Why do I only feel seated leg raises in my hip flexors?
You are almost certainly staying too upright and skipping the pelvic tilt. Let your hips open fully at the bottom, then curl your pelvis under and round your lower back at the top of each rep to shift the work onto your abs.
Are seated leg raises good for lower abs?
Yes. They bias the lower part of your rectus abdominis more than crunches do, which hit the upper region. Just keep in mind that total ab activation is lower than a hard crunch, so use them alongside other core work.
Can beginners do seated leg raises?
Yes, with the right starting point. Begin with the bent-knee floor version or a chair single-leg raise, then progress to straight legs as your abs get stronger and your hamstrings loosen up. Rushing to straight legs is the usual mistake.
Bottom Line
Seated leg raises are a hip-flexor and lower-ab exercise, and which one you actually train comes down to a single choice: do you curl your pelvis at the top, or not?
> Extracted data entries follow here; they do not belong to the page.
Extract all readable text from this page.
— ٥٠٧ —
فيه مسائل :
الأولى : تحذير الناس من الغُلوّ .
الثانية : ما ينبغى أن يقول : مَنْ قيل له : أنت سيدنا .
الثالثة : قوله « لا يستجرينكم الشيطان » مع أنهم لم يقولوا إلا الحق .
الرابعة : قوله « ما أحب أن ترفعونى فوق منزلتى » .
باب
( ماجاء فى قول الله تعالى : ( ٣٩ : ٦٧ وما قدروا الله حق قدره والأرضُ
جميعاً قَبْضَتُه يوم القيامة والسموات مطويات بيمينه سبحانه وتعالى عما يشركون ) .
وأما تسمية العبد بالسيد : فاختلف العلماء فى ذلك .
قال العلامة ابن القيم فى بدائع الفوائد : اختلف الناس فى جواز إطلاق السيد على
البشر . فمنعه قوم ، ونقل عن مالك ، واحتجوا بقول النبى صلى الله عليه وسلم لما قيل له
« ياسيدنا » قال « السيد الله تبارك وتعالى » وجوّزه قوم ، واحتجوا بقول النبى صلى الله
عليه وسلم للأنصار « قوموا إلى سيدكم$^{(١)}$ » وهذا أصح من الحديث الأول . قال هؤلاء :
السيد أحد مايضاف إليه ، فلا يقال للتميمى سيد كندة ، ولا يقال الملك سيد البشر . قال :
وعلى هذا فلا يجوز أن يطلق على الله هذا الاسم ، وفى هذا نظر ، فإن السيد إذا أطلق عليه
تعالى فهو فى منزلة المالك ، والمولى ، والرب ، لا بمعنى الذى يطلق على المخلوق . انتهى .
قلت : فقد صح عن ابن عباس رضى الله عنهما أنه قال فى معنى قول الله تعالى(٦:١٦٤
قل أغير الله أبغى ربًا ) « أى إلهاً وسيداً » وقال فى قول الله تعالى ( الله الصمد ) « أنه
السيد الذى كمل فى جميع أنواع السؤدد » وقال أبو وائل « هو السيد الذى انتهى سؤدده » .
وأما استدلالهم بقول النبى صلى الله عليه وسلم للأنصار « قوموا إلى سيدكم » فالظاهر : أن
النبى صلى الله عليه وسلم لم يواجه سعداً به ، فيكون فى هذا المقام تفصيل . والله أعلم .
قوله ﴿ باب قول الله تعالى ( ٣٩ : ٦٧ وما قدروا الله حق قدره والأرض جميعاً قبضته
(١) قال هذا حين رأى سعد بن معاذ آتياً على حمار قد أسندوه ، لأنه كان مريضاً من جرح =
They will not out-crunch a crunch for raw ab activation. But they build lower-ab and hip-flexor strength that a crunch misses, and they open the door to the L-sit.
Start here. Sit on the floor, bend your knees, and do one set focused only on curling your pelvis under so you feel your abs, not your hips.
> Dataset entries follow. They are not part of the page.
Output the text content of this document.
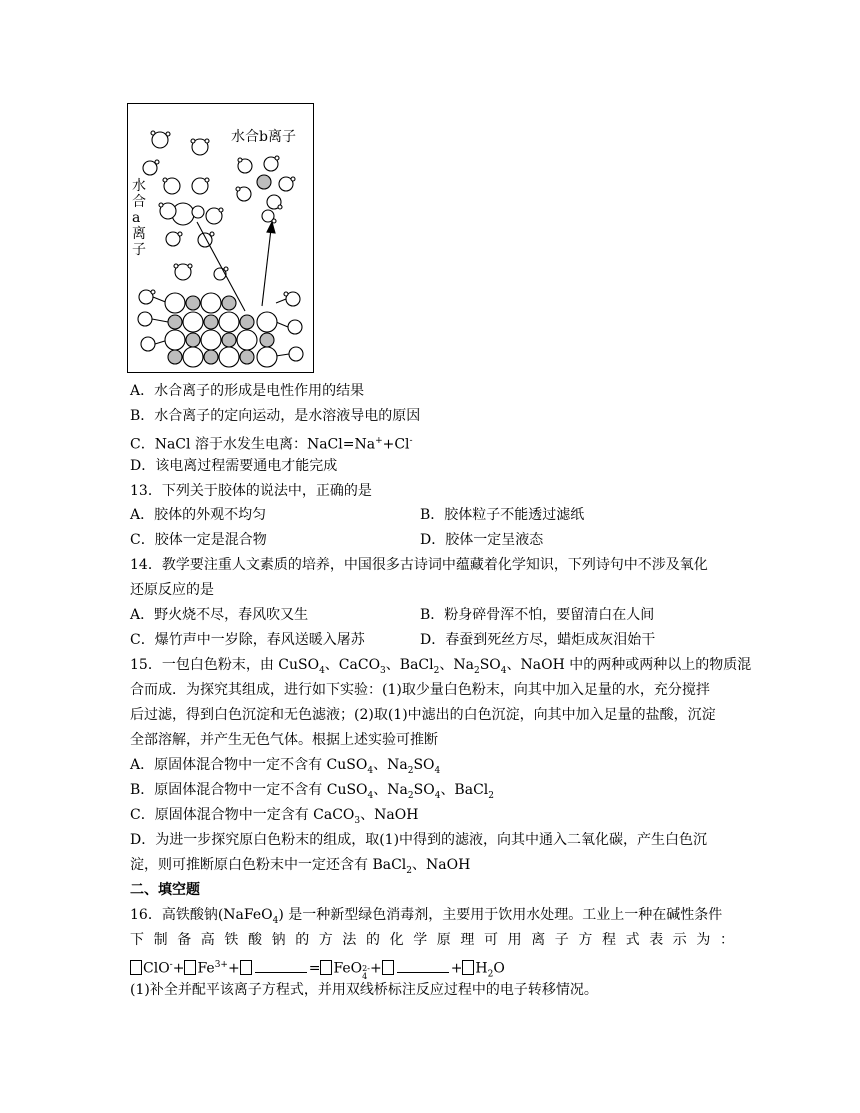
水合b离子
水合a离子
A．水合离子的形成是电性作用的结果
B．水合离子的定向运动，是水溶液导电的原因
C．NaCl 溶于水发生电离：NaCl=Na++Cl-
D．该电离过程需要通电才能完成
13．下列关于胶体的说法中，正确的是
A．胶体的外观不均匀	B．胶体粒子不能透过滤纸
C．胶体一定是混合物	D．胶体一定呈液态
14．教学要注重人文素质的培养，中国很多古诗词中蕴藏着化学知识，下列诗句中不涉及氧化
还原反应的是
A．野火烧不尽，春风吹又生	B．粉身碎骨浑不怕，要留清白在人间
C．爆竹声中一岁除，春风送暖入屠苏	D．春蚕到死丝方尽，蜡炬成灰泪始干
15．一包白色粉末，由 CuSO$_4$、CaCO$_3$、BaCl$_2$、$Na_2SO_4$、NaOH 中的两种或两种以上的物质混
合而成．为探究其组成，进行如下实验：(1)取少量白色粉末，向其中加入足量的水，充分搅拌
后过滤，得到白色沉淀和无色滤液；(2)取(1)中滤出的白色沉淀，向其中加入足量的盐酸，沉淀
全部溶解，并产生无色气体。根据上述实验可推断
A．原固体混合物中一定不含有 CuSO$_4$、$Na_2SO_4$
B．原固体混合物中一定不含有 CuSO$_4$、$Na_2SO_4$、BaCl$_2$
C．原固体混合物中一定含有 CaCO$_3$、NaOH
D．为进一步探究原白色粉末的组成，取(1)中得到的滤液，向其中通入二氧化碳，产生白色沉
淀，则可推断原白色粉末中一定还含有 BaCl$_2$、NaOH
二、填空题
16．高铁酸钠(NaFeO$_4$) 是一种新型绿色消毒剂，主要用于饮用水处理。工业上一种在碱性条件
下 制 备 高 铁 酸 钠 的 方 法 的 化 学 原 理 可 用 离 子 方 程 式 表 示 为 ：
$ClO^-+ Fe^{3+}+$	= FeO2-
4 +	+ $H_2O$
(1)补全并配平该离子方程式，并用双线桥标注反应过程中的电子转移情况。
Once that clicks, straighten your legs and climb the ladder. Add weight last, never first.
References
- Lee SY. Muscle activities of the rectus abdominis and rectus femoris and their ratio during leg raises performed by healthy adults. Journal of Physical Therapy Science. 2015.
- Gomirato AP, Grenier SG. Diagnostic ultrasound shows preferential activation of rectus abdominis segments with exercises targeting upper versus lower segments. International Journal of Exercise Science. 2023.
- Changes in rectus abdominis and multifidus muscle activity during various leg-raising exercises in the supine position. Journal of Physical Therapy Science. 2018.
- StatPearls. Anatomy, bony pelvis and lower limb: iliopsoas muscle. StatPearls Publishing.